In recent weeks, Minister of Agriculture Indar Weir has emerged more visibly in the national spotlight. Is this a case of genuinely rising his ministry or strategically positioned in the public eye ahead of a future leadership shuffle within the Barbados Labour Party? Especially with Kirk Humphrey having the inside track?
His recent appearance at the 44th General Meeting of the UN Food and Agriculture Organisation (FAO) in Rome, where he outlined a five-point plan for Small Island Developing States (SIDS) caught the attention.. On the local scene the agricultural sector continues to limp forward..
It is easy to spout rhetoric on international platforms, however, the test of leadership is not in the applause received in Nero’s Rome, it is in the fields in the St. George Valley, the six roads of St. Philip and markets struggling to fill stalls with affordable local produce.
Where is the update on the much-touted CoopEnergy project?
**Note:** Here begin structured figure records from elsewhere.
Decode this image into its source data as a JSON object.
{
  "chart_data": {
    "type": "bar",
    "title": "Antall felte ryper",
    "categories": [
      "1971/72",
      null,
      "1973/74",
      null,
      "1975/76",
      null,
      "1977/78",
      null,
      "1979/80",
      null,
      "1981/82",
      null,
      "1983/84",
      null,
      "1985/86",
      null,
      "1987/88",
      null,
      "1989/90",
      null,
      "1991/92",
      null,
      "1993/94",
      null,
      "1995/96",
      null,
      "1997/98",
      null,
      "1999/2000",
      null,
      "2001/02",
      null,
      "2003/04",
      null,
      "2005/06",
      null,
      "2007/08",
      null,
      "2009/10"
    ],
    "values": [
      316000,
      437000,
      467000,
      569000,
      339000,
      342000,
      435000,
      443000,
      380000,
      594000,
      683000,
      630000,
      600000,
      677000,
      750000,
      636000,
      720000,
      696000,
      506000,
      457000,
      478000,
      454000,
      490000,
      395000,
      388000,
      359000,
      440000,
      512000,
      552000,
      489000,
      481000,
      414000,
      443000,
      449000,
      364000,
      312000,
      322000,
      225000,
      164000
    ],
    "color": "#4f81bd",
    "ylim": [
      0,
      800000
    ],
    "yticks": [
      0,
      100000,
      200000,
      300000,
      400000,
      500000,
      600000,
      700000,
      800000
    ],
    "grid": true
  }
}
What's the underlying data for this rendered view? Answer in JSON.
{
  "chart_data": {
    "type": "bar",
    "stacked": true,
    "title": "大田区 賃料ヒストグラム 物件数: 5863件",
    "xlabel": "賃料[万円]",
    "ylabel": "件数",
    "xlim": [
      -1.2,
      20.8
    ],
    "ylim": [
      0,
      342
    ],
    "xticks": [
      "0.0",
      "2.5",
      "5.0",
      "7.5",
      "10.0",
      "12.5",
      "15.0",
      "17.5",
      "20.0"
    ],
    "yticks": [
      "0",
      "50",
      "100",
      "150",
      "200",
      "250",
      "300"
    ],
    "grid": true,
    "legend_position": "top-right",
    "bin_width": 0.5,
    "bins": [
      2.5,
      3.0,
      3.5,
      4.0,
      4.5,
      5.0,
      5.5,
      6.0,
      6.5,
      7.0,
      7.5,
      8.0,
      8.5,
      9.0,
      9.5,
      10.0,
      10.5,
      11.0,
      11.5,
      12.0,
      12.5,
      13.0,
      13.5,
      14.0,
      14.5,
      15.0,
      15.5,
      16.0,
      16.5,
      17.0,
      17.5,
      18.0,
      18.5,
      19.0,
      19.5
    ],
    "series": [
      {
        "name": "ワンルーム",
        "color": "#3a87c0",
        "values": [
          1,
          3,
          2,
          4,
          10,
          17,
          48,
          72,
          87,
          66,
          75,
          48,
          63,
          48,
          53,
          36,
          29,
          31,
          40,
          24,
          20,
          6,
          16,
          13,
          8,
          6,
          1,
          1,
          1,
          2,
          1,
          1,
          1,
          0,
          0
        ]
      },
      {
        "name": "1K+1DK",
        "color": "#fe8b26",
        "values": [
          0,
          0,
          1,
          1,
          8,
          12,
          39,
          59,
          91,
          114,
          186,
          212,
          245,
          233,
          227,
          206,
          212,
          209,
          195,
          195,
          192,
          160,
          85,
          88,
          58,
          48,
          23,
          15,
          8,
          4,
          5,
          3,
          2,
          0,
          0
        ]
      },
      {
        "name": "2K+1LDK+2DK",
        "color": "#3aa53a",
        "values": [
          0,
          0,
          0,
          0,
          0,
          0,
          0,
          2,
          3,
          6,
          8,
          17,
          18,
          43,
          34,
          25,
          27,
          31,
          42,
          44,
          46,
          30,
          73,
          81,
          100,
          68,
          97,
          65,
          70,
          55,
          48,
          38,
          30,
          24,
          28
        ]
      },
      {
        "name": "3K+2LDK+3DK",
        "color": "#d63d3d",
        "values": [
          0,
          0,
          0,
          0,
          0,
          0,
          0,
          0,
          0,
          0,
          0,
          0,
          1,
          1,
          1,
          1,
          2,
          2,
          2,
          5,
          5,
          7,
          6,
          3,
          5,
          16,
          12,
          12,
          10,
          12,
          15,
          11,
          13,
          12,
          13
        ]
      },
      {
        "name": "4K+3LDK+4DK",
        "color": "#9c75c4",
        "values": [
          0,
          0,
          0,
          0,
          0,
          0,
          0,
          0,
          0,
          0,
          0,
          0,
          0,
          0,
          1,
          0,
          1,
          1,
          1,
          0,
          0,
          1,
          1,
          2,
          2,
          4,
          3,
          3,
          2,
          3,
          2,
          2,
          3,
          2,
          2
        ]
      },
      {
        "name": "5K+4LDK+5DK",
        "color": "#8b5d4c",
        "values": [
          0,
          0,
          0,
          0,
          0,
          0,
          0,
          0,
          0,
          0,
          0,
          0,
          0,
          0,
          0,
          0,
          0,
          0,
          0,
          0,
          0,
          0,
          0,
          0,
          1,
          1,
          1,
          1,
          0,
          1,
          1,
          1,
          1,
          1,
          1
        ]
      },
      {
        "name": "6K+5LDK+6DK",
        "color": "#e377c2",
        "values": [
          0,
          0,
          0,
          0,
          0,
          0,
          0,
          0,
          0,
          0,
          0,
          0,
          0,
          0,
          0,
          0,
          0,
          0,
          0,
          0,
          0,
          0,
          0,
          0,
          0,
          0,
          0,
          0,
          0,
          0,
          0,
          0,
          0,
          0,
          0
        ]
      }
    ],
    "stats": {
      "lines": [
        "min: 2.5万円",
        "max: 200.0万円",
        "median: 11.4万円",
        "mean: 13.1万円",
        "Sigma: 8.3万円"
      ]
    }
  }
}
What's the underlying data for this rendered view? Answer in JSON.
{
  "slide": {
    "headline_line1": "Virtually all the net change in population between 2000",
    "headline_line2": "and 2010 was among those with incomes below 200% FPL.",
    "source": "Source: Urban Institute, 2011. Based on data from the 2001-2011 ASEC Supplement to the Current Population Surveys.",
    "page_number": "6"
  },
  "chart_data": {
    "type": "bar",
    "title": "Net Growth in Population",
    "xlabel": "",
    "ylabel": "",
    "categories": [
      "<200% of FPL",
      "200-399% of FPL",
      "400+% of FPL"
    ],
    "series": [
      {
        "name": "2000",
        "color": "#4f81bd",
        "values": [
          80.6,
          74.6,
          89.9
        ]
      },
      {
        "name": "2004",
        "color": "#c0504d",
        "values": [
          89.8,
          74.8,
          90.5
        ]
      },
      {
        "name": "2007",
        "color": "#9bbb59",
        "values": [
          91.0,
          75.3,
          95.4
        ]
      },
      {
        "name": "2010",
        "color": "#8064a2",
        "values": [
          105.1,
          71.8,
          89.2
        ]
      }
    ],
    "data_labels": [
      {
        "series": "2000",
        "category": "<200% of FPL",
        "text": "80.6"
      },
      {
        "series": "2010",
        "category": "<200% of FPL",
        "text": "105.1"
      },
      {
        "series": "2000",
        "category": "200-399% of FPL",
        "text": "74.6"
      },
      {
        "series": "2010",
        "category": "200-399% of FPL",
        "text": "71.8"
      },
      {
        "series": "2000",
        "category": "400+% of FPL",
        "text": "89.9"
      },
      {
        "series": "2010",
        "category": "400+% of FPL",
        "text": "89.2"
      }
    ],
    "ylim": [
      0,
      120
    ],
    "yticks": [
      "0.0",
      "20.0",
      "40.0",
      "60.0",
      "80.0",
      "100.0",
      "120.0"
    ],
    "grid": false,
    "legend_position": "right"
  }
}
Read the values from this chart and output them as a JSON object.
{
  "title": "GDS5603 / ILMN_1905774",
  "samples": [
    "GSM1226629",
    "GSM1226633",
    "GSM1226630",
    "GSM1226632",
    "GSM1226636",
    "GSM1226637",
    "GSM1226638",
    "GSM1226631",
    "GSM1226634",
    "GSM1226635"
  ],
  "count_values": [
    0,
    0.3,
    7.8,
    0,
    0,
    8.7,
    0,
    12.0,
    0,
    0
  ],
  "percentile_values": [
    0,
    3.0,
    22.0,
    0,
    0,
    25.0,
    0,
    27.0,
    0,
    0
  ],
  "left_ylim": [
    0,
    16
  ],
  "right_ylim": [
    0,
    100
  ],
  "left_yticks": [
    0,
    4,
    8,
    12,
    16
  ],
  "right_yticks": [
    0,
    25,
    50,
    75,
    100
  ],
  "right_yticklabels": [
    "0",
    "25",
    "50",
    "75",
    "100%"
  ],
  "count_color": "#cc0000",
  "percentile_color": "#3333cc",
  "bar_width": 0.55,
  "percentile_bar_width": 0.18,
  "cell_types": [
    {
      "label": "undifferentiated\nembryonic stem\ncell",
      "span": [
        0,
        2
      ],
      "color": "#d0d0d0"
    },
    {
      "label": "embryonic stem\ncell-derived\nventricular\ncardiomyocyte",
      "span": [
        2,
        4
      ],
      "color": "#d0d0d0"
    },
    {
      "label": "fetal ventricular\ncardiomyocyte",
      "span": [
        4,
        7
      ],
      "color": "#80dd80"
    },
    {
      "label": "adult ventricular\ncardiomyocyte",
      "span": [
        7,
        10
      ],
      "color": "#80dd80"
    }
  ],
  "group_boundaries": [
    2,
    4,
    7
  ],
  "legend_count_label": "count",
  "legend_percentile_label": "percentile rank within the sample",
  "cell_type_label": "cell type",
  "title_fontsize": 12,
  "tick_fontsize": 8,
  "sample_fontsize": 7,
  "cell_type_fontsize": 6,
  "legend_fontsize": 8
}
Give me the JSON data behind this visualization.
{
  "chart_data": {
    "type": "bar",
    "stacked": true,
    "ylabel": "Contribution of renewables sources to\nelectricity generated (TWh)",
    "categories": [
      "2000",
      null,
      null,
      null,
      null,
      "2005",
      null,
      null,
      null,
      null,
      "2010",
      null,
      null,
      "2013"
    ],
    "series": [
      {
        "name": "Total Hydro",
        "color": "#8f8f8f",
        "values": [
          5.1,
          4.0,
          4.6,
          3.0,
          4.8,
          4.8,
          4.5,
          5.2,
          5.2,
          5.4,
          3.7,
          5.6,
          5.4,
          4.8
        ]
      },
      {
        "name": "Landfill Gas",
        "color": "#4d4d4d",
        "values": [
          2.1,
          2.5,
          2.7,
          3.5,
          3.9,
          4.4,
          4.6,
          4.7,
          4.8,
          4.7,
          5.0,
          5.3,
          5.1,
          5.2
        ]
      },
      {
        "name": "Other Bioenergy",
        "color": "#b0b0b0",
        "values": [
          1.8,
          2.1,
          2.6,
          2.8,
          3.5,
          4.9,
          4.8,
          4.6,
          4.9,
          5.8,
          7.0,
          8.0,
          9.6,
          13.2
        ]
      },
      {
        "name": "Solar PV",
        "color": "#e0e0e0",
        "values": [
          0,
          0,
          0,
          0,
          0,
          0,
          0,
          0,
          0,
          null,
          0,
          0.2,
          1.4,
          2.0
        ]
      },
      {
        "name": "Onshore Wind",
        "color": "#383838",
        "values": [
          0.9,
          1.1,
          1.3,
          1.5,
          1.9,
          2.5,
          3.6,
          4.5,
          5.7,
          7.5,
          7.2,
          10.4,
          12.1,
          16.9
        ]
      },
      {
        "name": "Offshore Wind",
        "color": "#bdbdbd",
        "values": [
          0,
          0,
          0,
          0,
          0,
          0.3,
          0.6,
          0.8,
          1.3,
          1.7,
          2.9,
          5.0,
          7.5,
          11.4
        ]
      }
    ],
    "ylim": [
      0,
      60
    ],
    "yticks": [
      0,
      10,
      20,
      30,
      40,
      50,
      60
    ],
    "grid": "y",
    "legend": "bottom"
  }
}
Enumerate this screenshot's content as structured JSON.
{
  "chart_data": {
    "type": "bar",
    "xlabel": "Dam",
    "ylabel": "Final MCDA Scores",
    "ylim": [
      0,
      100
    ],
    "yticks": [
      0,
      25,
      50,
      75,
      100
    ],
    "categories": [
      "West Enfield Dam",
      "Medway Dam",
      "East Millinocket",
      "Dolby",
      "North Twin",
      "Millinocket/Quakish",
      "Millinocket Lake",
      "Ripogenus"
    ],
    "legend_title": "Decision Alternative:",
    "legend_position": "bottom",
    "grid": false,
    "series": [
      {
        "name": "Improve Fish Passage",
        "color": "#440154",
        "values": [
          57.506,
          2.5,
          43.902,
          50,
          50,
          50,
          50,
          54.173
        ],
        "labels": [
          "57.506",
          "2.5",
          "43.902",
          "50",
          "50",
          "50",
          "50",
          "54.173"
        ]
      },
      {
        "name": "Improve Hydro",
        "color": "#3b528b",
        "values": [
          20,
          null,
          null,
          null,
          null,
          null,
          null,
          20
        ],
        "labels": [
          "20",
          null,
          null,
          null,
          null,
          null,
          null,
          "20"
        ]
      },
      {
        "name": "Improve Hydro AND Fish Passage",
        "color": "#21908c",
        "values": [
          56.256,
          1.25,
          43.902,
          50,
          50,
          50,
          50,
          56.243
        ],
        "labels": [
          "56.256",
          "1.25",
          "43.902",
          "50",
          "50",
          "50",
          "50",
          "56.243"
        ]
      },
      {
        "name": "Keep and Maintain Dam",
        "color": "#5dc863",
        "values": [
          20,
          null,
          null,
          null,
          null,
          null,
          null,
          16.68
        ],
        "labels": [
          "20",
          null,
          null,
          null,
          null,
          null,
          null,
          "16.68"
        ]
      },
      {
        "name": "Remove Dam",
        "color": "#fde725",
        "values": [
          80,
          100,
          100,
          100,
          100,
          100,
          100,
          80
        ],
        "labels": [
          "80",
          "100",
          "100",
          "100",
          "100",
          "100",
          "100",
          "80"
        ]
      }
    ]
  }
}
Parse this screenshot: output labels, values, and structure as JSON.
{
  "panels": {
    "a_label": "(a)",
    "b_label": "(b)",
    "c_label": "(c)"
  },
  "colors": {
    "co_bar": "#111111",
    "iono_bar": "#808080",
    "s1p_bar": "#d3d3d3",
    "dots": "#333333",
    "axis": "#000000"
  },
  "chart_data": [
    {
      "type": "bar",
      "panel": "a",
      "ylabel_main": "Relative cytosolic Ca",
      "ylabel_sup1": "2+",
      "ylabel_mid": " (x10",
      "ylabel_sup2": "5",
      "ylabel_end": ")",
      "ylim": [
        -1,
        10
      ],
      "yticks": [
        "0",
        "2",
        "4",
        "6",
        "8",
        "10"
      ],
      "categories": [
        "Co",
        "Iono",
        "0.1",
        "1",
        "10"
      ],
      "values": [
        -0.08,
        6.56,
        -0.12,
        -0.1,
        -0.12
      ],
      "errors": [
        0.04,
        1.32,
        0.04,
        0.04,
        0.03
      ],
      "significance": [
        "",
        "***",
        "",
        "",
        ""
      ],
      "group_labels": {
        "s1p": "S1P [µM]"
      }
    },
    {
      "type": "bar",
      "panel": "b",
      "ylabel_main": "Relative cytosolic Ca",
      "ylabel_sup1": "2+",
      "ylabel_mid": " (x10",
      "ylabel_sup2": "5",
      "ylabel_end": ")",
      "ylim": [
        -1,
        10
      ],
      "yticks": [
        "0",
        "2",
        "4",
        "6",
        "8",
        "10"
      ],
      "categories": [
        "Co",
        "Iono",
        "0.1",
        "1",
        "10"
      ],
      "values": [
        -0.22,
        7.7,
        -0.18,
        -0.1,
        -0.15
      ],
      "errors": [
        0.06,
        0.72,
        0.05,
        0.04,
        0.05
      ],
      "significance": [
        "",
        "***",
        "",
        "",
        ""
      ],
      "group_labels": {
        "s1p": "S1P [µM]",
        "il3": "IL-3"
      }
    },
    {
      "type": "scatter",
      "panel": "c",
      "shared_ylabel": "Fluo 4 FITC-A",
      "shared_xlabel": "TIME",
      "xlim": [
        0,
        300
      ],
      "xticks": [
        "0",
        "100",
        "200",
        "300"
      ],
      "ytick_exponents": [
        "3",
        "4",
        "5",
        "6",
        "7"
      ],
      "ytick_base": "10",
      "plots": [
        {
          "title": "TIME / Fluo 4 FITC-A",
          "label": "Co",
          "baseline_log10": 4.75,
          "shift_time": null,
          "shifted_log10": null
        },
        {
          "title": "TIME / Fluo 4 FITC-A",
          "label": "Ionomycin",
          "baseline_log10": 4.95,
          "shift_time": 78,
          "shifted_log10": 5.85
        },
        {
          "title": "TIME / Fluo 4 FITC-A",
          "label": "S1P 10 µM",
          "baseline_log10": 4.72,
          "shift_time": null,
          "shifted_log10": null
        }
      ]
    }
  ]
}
What progress has been made since 2018 in moving agriculture output from a footnote in national GDP reports? Despite years of ‘talk’ the sector’s contribution remains negligible.
Even more alarming is the silence around persistent crop and livestock diseases that have deflated the confidence of farmers. Meanwhile, prime agricultural land—like that at Constant plantation owned by the Robinsons—is being diverted for non-agricultural use. If we pave over our arable ground in the name of short-term development, where will we grow tomorrow’s food?
The issue of praedial larceny, a constant thorn in the side of food producers, continues to be met with more rhetoric than reform. And our slow integration of cost-effective agricultural technologies only widens the productivity gap.
As veteran farmer Carson Sealy of St. George sucinctly framed it in a recent meeting: “They keep promising to modernize agriculture, but every year, we plant more hope and harvest more excuses.”
If Minister Weir and the government are truly serious about making agriculture sustainable, then STOP treating it like a public relations checkbox and start treating it like a nation-building imperative. Barbados cannot simply “talk pretty” on the international stage while things continue to rot at home.